I recently completed the final leg of the doomed to disappointment college tour with my son, wherein ambitious parents and striving adolescents trudge, like weary pilgrims, through one historic campus after the other, feigning interest in spires, dining rooms that are supposed to evoke memories of Harry Potter, lecture theaters, libraries, dorm rooms and the same tedious anecdotes about college life.
At every information session, excerpts from the College’s web page are read aloud with varying degrees of enthusiasm and humor. On occasion a parent or child will break the monotony by asking a question to which the answer can be found on the web site. When the answer is not to be found in the College’s promotional material, the question will be deflected. For example, is it better to get a B in an AP class than an A in a regular class? Better to get an A in an AP class, is the response.
So, why burn money and time on this uniquely American ritual? Many a college coach, counselor, college prep guide book recommend it. They may differ on whether one should do it before applying or after one has been accepted. In either case, I know of no good explanation for why this is a sensible activity.
Some argue that it is a form of costly signaling that will help one’s child should they be on the cusp of admission. This explanation only makes sense for those who tour before applying and apply to colleges that keep track of those who visit. A number of highly selective institutions do not keep track of visits. Princeton, in fact specifically says that whether one visits or not is irrelevant for their admission decisions.

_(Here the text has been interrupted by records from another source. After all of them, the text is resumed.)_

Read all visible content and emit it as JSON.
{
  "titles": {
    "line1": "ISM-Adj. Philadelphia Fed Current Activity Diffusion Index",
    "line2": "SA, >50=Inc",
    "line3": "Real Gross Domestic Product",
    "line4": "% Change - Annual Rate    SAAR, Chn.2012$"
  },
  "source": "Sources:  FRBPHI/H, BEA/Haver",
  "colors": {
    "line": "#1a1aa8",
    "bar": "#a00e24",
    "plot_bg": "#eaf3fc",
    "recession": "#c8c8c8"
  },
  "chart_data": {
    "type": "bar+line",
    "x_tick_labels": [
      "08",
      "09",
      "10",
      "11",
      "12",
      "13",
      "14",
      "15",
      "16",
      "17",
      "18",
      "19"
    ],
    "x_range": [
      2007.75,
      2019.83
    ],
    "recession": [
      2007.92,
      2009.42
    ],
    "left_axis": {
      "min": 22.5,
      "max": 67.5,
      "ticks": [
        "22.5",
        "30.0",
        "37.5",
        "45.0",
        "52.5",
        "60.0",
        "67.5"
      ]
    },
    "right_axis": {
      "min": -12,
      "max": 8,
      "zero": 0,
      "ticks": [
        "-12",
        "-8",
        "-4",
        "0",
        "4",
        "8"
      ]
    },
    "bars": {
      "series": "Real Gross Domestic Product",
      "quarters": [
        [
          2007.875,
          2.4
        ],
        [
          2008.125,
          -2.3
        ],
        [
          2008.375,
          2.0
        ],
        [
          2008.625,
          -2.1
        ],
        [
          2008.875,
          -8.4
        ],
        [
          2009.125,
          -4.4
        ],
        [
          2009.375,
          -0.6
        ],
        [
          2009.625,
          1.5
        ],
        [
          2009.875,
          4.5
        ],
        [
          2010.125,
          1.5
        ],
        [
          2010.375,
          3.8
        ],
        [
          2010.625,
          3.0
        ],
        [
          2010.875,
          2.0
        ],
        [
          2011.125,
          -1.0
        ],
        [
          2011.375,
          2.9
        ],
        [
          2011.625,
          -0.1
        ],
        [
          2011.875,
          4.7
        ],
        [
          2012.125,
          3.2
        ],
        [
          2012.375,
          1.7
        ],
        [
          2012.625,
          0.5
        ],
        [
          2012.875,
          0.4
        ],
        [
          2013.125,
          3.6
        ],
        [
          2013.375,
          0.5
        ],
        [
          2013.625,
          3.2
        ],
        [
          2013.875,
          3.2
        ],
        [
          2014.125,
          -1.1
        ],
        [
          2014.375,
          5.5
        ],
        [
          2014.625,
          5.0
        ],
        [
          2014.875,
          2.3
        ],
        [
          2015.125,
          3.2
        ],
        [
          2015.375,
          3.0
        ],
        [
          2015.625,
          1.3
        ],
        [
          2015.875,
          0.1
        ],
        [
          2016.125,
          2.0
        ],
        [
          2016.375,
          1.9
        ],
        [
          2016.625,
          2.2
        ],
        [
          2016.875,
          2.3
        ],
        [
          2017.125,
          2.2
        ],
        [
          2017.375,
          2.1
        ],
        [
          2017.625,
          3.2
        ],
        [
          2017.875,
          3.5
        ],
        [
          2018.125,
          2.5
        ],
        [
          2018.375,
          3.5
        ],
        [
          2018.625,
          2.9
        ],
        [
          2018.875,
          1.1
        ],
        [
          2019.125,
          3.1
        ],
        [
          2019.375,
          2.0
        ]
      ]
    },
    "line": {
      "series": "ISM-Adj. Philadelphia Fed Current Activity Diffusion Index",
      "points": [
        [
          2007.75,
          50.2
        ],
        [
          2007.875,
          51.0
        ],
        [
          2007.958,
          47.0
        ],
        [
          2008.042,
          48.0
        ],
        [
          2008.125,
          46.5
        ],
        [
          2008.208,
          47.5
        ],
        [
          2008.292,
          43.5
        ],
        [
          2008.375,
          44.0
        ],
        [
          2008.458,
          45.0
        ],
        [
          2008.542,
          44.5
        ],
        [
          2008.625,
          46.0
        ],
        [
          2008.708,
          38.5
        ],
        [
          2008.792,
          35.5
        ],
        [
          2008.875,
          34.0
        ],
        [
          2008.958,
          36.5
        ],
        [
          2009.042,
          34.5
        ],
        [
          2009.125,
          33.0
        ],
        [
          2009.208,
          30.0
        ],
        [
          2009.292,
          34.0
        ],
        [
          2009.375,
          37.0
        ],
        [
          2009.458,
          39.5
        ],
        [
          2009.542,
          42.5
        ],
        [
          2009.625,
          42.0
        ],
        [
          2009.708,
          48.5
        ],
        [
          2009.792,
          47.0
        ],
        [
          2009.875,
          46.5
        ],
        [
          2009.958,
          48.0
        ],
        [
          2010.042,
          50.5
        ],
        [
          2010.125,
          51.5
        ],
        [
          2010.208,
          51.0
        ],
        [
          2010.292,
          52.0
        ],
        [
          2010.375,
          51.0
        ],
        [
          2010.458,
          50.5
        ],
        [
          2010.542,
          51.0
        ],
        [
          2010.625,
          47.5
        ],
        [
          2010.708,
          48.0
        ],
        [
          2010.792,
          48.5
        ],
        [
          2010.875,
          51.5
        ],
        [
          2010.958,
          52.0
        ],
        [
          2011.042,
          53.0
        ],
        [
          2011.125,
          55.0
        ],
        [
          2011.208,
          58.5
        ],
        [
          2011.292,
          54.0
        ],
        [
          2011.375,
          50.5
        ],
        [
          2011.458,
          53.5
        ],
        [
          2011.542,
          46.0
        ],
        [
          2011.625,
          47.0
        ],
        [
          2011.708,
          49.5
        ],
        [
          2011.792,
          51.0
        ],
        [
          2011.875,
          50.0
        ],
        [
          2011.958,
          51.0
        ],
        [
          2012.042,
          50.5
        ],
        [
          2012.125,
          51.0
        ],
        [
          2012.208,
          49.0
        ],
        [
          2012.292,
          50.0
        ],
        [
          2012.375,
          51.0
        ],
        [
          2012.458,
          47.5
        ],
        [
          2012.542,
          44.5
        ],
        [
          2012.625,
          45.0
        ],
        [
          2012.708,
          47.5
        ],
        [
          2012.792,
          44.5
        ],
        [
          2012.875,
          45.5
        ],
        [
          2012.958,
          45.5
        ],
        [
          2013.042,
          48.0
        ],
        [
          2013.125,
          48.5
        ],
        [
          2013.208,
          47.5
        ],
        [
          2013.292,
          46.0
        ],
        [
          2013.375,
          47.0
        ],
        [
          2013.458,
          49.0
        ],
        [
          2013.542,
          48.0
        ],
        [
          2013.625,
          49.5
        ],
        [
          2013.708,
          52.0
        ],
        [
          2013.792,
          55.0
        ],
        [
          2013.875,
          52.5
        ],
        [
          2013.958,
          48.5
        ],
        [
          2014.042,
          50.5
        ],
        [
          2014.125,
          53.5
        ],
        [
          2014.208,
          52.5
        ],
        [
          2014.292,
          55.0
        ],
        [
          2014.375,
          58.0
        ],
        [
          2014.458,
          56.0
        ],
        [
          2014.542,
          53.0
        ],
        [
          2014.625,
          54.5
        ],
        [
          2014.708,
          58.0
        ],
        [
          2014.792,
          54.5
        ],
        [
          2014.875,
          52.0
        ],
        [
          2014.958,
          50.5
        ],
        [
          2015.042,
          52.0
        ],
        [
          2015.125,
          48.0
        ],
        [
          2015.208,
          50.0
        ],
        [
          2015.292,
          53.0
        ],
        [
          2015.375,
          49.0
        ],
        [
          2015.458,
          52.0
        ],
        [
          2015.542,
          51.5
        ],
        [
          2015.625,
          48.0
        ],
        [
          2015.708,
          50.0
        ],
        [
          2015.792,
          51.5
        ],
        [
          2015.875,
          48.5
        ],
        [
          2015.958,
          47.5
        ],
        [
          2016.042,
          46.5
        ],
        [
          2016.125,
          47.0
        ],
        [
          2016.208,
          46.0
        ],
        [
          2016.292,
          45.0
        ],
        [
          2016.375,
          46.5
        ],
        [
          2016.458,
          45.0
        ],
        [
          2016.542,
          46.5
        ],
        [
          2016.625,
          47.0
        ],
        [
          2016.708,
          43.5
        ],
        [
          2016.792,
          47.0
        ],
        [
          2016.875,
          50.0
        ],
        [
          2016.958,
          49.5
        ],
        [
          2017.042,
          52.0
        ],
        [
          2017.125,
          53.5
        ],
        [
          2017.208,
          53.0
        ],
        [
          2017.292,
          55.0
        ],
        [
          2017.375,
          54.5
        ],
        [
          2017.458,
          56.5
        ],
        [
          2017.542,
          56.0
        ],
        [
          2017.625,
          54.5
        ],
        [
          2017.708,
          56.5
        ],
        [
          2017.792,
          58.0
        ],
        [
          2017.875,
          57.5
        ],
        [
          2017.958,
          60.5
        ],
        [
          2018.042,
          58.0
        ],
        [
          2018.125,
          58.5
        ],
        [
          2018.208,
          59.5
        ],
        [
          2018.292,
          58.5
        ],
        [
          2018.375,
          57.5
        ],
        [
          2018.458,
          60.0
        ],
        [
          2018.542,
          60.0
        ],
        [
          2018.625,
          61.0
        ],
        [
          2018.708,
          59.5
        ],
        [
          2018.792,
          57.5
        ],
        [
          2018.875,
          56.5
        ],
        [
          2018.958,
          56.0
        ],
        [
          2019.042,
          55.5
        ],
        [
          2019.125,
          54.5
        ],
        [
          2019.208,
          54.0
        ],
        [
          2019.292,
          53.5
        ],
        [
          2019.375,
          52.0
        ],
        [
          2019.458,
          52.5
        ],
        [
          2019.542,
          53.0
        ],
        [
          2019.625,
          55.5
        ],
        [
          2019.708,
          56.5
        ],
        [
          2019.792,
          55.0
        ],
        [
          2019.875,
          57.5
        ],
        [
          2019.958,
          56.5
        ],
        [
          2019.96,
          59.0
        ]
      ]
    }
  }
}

For those who tour after the admission decision, it makes even less sense. What can one possibly learn from one visit to a campus that would allow one to distinguish it from another? The responses to a campus are sensitive to the personality of the tour guide, the weather, the others on the tour and so on. When the impression one gets is subject to so much noise, why is this informative? It is not as if one gets to run the counter-factual to verify the correctness of the choice. The really important factors that determine college experience, large vs. small, liberal arts vs. university, urban vs. rural are all known before the visit.